In our class poems, we strung thoughts and images together using the conjunction “and” in the place of a new sentence or new line. During the final revisions, we worked on using author’s craft (figurative language – simile, metaphor) to paint vivid pictures. We discovered that some poems were all picture and no organized thought, while others were too much like a shopping list with no figurative language. Each poem was worked and re-worked by the whole class in revising sessions.
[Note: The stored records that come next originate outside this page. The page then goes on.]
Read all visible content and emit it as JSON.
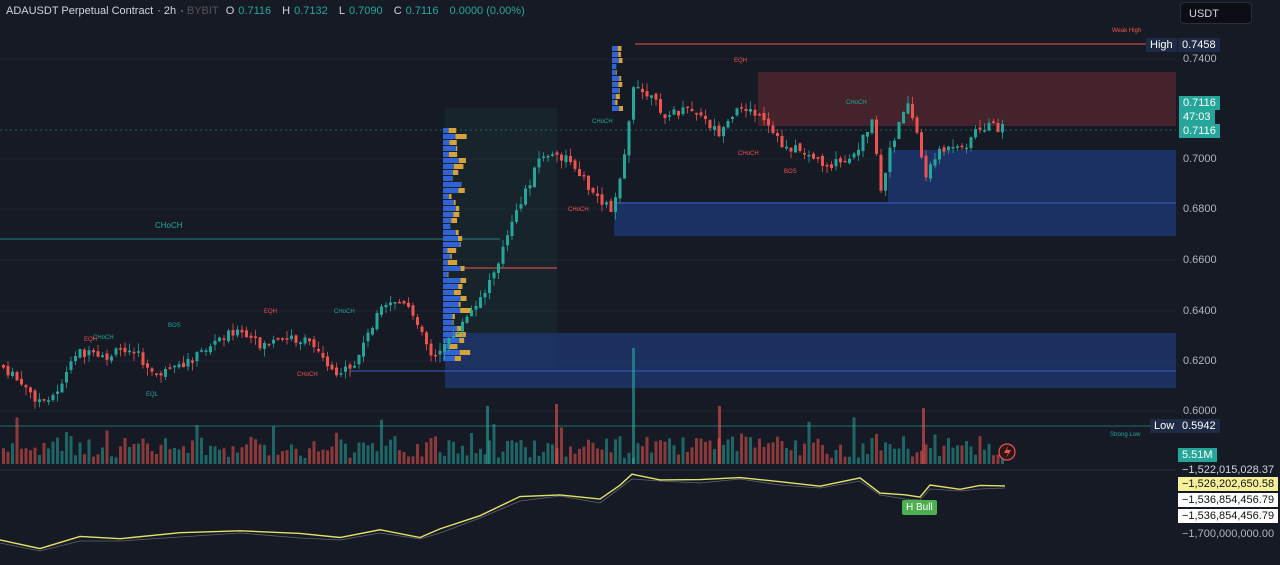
{
  "header": {
    "symbol": "ADAUSDT Perpetual Contract",
    "interval": "2h",
    "source": "BYBIT",
    "open_label": "O",
    "open": "0.7116",
    "high_label": "H",
    "high": "0.7132",
    "low_label": "L",
    "low": "0.7090",
    "close_label": "C",
    "close": "0.7116",
    "change": "0.0000 (0.00%)"
  },
  "currency_button": "USDT",
  "price_axis": {
    "ticks": [
      "0.7400",
      "0.7000",
      "0.6800",
      "0.6600",
      "0.6400",
      "0.6200",
      "0.6000"
    ],
    "high_label": "High",
    "high_value": "0.7458",
    "low_label": "Low",
    "low_value": "0.5942",
    "last_price": "0.7116",
    "countdown": "47:03",
    "last_price_2": "0.7116",
    "volume_value": "5.51M"
  },
  "indicator_axis": {
    "values": [
      "−1,522,015,028.37",
      "−1,526,202,650.58",
      "−1,536,854,456.79",
      "−1,536,854,456.79",
      "−1,700,000,000.00"
    ]
  },
  "annotations": {
    "weak_high": "Weak High",
    "strong_low": "Strong Low",
    "choch_big": "CHoCH",
    "eqh_top": "EQH",
    "choch_top": "CHoCH",
    "choch_mid": "CHoCH",
    "choch_mid2": "CHoCH",
    "bos_mid": "BOS",
    "choch_left1": "CHoCH",
    "choch_left2": "CHoCH",
    "choch_left3": "CHoCH",
    "choch_left4": "CHoCH",
    "bos_left": "BOS",
    "eqh_left": "EQH",
    "eqh_left2": "EQH",
    "eql_left": "EQL",
    "h_bull": "H Bull"
  },
  "colors": {
    "background": "#161a25",
    "bull": "#26a69a",
    "bear": "#ef5350",
    "demand_zone": "#1e3a78",
    "supply_zone": "#5a2a33",
    "indicator_line": "#e2e26a"
  }
}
We worked right from the computer, using the LCD projector.

The final poems were published into a Bound Book Foldable®. Each child glued a copy of everyone's poems into their Bound Book Foldable®, entitling it We Come From.



WHERE TEARS FALL LIKE SEEDS
ByWill Boudreau, Grade 4

Cocoa
I come from a place where hot cocoa isn’t the only warm thing,
And a cold shiver will walk up your back when you rush in from the cold,
And you know when you wrap up in your mom’s arms you will eventually fall asleep,
And that warmth is like you are on a layer of the sun,
And you just know that you are O.K. 
 
The Hospital is Helpful
I come from a place where the hospital is helpful,
And it feels like the pain is worth it,
And everything will be all right,
Because the doctors are bees and you are the flower,
And you wish that you felt like this every time you go.
 
Seeing the Past

I come from a place where you really want to meet someone who is gone,
And it feels like you are the only one who cares about those old photographs,
And you know it is hopeless to shed tears that fall like seed memories onto your page,
And you just wish that he were next to you telling his stories one seed at a time.
 
Birthdays

I come from a place where birthdays make you laugh,
And it feels like it will never end,
While your hands act like shredders tearing the paper apart,
And you open your last present knowing you are DONE.

Teachers

I come from a place where your teachers are like your best friends,
And it feels like you could be with them forever,
Where equations and formulas are like playing with your friends,
And you know those teachers will help you with anything,
And you wish school would never end.